The house and gardens are open all year (the exception is Christmas). The farms are fully open during the summer months, but have limited opening hours during the spring and autumn. A full guide to the opening hours can be found here. While access to the gardens is free, the house and farm incur a fee and joint tickets to both can be purchased. Group rates are also available.
Much older than Muckross House, Ross Castle dates back to the late 15th century. It was built by a Gaelic Chieftain from the O'Donoghue Ross family. The castle has an Irish keep which was built on a rocky area called Ross Island on the shore of Lough Leane, the largest of the famous Lakes of Killarney. The castle has a long history and has served as a defensive stronghold through the centuries. It was a residence to the Browne family in the 1700s and later became an army barracks before being vacated in 1825. In 1970, the castle came into state ownership and has been restored by the Office of Public Works (OPW) in 17th century style. The OPW manages the castle which is open to the public by guided tour only.

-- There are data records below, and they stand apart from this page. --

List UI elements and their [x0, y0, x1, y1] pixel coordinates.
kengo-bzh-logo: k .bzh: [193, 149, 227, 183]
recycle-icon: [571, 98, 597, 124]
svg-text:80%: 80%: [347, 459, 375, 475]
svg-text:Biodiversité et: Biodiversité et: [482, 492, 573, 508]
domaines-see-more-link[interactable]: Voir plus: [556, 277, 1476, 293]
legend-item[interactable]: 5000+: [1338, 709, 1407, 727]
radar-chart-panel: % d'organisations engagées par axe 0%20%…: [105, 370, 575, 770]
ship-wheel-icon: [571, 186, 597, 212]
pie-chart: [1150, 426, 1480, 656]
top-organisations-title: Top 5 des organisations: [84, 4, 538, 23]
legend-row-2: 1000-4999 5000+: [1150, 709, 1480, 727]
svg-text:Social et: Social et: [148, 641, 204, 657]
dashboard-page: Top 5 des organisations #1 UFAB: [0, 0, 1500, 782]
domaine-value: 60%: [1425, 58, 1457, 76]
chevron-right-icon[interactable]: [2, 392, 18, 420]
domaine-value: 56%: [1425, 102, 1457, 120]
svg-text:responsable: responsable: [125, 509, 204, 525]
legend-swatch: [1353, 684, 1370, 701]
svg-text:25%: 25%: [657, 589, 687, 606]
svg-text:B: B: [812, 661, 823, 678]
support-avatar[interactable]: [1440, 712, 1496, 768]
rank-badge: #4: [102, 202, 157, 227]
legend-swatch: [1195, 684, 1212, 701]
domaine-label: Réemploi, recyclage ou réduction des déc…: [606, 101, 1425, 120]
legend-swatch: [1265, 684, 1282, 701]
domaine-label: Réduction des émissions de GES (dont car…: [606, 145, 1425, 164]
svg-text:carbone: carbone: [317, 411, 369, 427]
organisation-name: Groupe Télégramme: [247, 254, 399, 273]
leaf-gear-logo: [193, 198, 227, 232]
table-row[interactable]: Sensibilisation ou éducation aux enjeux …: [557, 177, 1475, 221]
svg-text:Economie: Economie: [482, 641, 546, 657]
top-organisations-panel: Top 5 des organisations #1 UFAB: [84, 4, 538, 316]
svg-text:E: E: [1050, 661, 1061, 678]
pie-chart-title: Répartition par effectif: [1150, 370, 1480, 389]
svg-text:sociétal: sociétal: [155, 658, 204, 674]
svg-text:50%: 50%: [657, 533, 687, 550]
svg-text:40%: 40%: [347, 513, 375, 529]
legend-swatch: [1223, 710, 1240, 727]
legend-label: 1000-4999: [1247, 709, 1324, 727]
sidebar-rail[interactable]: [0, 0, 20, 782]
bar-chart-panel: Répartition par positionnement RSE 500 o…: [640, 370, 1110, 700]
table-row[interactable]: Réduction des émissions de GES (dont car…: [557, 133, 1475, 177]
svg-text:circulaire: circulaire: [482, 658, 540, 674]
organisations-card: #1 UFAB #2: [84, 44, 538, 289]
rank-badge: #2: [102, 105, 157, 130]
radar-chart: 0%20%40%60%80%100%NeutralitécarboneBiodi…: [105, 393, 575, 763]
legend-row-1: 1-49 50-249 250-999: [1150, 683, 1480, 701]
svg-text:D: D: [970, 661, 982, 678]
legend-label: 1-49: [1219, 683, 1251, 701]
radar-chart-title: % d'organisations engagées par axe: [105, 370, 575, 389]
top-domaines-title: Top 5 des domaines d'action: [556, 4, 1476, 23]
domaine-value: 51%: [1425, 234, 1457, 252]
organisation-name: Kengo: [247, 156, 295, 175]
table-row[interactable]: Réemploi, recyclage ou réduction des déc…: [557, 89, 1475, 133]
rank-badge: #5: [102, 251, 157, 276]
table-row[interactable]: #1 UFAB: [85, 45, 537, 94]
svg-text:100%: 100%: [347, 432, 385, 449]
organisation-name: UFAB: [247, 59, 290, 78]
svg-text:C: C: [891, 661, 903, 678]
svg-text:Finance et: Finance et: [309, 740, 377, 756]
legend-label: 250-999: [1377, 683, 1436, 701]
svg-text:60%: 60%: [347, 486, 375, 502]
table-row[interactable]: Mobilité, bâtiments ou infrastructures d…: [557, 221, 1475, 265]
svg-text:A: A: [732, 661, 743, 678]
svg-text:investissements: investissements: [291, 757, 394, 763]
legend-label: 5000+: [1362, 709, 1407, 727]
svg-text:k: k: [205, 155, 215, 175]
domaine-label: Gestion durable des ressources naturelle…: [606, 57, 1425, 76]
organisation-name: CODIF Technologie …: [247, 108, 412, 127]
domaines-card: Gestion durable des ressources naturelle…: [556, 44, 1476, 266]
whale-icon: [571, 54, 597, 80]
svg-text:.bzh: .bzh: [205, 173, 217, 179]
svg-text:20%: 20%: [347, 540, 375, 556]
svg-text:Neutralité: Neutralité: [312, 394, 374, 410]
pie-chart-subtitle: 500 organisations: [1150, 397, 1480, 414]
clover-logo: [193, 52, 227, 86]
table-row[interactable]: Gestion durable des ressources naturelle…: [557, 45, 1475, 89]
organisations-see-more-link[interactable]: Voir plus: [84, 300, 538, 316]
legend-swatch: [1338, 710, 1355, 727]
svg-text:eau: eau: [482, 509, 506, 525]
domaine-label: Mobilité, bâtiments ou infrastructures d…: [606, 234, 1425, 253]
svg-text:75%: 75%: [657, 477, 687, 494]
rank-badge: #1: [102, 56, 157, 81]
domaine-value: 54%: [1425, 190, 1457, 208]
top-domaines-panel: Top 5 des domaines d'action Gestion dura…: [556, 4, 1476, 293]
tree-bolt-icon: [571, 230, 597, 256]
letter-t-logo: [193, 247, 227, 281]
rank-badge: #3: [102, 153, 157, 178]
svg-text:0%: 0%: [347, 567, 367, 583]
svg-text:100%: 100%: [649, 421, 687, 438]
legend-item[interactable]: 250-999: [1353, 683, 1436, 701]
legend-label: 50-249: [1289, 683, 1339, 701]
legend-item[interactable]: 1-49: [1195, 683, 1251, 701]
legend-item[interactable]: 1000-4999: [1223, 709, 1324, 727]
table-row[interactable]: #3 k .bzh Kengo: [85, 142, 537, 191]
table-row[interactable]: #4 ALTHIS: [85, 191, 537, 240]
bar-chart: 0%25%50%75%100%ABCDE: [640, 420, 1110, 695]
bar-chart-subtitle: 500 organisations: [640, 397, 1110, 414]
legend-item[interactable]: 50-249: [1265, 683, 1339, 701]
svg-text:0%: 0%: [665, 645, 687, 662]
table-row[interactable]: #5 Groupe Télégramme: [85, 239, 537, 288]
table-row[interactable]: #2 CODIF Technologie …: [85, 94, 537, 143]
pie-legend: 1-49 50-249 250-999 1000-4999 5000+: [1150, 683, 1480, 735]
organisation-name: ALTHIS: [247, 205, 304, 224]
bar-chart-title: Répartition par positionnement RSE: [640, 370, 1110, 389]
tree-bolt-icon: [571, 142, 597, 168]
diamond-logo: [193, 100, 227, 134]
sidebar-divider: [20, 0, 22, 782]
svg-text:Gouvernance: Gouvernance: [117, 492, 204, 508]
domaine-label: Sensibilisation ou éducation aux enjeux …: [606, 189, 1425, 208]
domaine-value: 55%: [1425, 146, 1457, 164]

Innisfallen Island and Monastery
Innisfallen Island is situated in the middle of Lough Leane. The island was home to a monastery which dates back to the 7th century. While the early dwellings that the monks would have lived in are long gone, as are the church buildings, the ruins of a church and an Augustinian priory building remain today. They are thought to date back to the 11th and 12th centuries. The monastery was a place of great learning in early Christian times and Brian Boru, Ireland's famous King, is said to have been educated there. In the 17th century it was destroyed by the Cromwellian army and deserted. In the 18th century, it became a popular location for wine, food and entertainment for various guests of the Earls of Kenmare. During the 19th century, poets and writers including Thomas Moore visited the island. It is isolated, but nowadays it is only a short boat trip away from Killarney leaving from Ross Castle Pier and Reen Pier.